Here’s how it happened: There I was, sitting in Dr. Gray’s waiting room with my mama, waiting for Dr. Gray to give me my X-ray results. I could tell my mama was nervous. She sat there in the waiting from with her arms crossed and her right leg shaking as she heavily chewed on her gum. I could sense that, even though she was nervous, she was trying her hardest to remain calm as she rambled about the errands she needed to run after the appointment. I was too preoccupied with my thoughts to pay too much attention to what she was saying. Luckily, Dr. Gray called us in almost immediately.
I walked into the room and sat down on the exam table. I could hear the paper crumble underneath me, my hot legs sticking almost immediately to the surface as if my sweat had created an adhesive; I was now trapped to the table. My palms were sweaty as well, and I could hear the sound of my heart palpitating as if it was screaming out to me with every second that passed.
At that point, I could see my mama hoping and praying for a positive result, and I was too. And then, just like that, he delivered the news.“We’re going to have to put you on more frequent adjustments,” he said. Although he had a pretty blunt demeanor about him, sometimes I think he was expecting me to be able to read his mind.
“OK, why do we have to do that?” I asked.
“It’s because your curvature is progressing, but don’t worry. I know that my treatment will be able to stop the progression from getting worse. And trust me, you don’t want to go to another doctor; they’ll just put you in a brace that you’ll have to wear every day, and you don’t want to wear a brace for the rest of your life.”
At this precise moment, my synapses fired as I reflected on what he said. He’d mentioned that there was another doctor out there in the world that could help me in a different way. But as I sat there pondering what he had just said, it was like I was watching the glass fall, knowing that I could stop it before it fell, but still, doing nothing. I let it fall. I didn’t ask him anything about the other doctor that was out there. I didn’t question the bracing, or Dr. Gray’s ability to help me. I believed in his ability. He had promised me so much. He had told me that he would fix all my issues. Even though I hadn’t seen any positive results, I believed him. And I believed in him.
“OK, I understand,” was all I said as I watched him gather his clipboard and step out of the room.
Somewhere within myself, I wanted to believe that I was the exception, and that my fate would look different. I wanted to think that my daydreams of having an entirely straight spine would one day come to fruition, and that if I wished for it, if I prayed for it, it would happen. But that’s not at all what happened. Instead, I was faced with the harsh reality that my curvature was progressing, and instead of getting better, I was getting worse.
My mom was staring at me, waiting for me to translate what had happened, but at that moment, I couldn’t speak.

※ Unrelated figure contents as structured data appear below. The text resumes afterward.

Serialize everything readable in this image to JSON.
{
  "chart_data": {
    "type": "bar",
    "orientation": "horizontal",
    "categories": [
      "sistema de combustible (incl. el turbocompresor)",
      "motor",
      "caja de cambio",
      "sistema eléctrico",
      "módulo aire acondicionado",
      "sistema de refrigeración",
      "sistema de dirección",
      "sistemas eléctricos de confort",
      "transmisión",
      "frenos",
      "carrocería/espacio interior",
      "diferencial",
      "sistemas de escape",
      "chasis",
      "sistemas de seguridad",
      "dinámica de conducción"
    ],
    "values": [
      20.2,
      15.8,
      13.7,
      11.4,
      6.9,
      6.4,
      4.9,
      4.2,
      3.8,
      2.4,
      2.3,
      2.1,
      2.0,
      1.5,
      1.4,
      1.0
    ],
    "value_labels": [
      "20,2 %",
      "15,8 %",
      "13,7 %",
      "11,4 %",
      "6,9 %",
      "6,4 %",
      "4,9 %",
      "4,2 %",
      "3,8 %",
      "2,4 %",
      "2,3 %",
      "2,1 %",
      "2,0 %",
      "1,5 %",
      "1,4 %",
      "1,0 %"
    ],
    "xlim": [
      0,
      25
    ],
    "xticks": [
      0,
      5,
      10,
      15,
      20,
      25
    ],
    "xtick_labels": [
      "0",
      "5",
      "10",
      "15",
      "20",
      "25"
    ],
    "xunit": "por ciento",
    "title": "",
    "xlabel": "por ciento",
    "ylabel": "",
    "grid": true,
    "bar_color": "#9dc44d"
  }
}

My parched lips were chapped and dry, and I immediately searched for water, for some evidence of saliva remaining somewhere in my mouth. But I couldn’t find it. I was too distracted by my panting breath. I needed to move around, but I was still glued to the exam table. I started to panic, and my lips began to tremble. My eyes felt heavy. But I kept trying to inhale. I needed to breathe. I needed to calm my nerves. I needed to stand up and gain control of my anxiety, of my body, but the more I tried, the harder it was.
A few minutes passed, and I finally regained control of my thoughts and emotions. With fear and reservation in my eyes, I looked at my mama, and I told her what Dr. Gray had said. Typically, she would try to cover up awkward moments with her banter, but that moment was different. Instead, she just sat there, mute but desperate to do something, anything to change my fate, to help me, to stop my curvature from progressing, but there was nothing she could do. The truth is, no one could do anything for me, because at that moment, just like that glass of water that’s bound to end up on the floor, shattered into a million pieces, I too was doomed from the beginning.